Sermons

Summary: If you want God to use you to powerfully communicate His message to hard people in hard times, eat God’s Word. speak God’s Word, follow God’s Spirit, and warn God’s people.

Our former district superintendent, Bill Smith, recalls preaching part-time in a small local church while he was still studying for the ministry. Six months passed and none of his professors had come to hear him. Finally, his faculty advisor agreed to attend one Sunday.

After the service, the advisor shook Bill’s hand and said, “That was a very warm sermon.”

But Bill’s delight was short-lived as he continued. “You know what the definition of warm is, don't you?” he asked.
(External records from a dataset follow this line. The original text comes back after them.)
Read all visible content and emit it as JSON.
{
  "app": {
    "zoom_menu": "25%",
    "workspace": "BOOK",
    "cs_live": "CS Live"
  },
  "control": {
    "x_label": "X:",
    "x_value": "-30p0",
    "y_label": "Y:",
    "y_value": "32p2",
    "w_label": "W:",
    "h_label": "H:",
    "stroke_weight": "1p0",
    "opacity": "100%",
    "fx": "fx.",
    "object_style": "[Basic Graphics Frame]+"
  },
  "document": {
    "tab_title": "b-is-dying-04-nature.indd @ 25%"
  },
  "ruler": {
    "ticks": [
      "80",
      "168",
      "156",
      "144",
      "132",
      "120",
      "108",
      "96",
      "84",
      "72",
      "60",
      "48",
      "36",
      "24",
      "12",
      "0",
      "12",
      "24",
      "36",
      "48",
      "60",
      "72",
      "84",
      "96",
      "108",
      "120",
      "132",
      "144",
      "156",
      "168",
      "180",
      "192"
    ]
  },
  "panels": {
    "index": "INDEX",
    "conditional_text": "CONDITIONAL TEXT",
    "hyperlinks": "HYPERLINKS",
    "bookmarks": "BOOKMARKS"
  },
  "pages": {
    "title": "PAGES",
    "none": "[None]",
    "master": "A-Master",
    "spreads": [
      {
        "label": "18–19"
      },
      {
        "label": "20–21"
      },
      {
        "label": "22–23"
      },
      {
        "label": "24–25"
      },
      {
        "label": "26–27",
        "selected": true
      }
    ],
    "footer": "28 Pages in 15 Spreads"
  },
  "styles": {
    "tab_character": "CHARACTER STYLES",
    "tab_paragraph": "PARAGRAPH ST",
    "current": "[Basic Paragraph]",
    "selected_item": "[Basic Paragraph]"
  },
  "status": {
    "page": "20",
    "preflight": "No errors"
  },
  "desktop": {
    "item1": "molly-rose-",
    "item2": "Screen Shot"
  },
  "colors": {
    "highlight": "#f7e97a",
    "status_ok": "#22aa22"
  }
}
Before Bill could respond, he answered, “Not so hot” (Bill Smith, "Lite Fare," Christian Reader; www.PreachingToday.com).

Ouch! But it does raise a very important question not only for preachers and teachers, but also for parents and grandparents, or for anyone with an important message they just want people they love to hear especially in hard times.

How do you turn up the heat in your message? How do you communicate in such a way that people really hear what you have to say? Well, if you have your Bibles, I invite you to turn with me to Ezekiel 3, Ezekiel 3, where God calls Ezekiel to communicate hard words to hard people in hard times.

Ezekiel 3:1-3 And he said to me, “Son of man, eat whatever you find here. Eat this scroll, and go, speak to the house of Israel.” So I opened my mouth, and he gave me this scroll to eat. And he said to me, “Son of man, feed your belly with this scroll that I give you and fill your stomach with it.” Then I ate it, and it was in my mouth as sweet as honey (ESV).

God has given Ezekiel a hard message of judgment to Jewish people in hard times. They are in exile in Babylon while the Babylonian army is besieging their capital city and about to destroy it. Yet Ezekiel finds God’s word sweet in His mouth. It’s not what he expected. Perhaps, he expected a bitter taste that sours the stomach, but God’s Word was sweet nourishment to his soul.

My dear friends, if you want God to powerfully use you to communicate His message to hard people in hard times, you must…

EAT HIS WORDS YOURSELF.

You must ingest God’s message into your own life. You must receive it and make it a part of who you are.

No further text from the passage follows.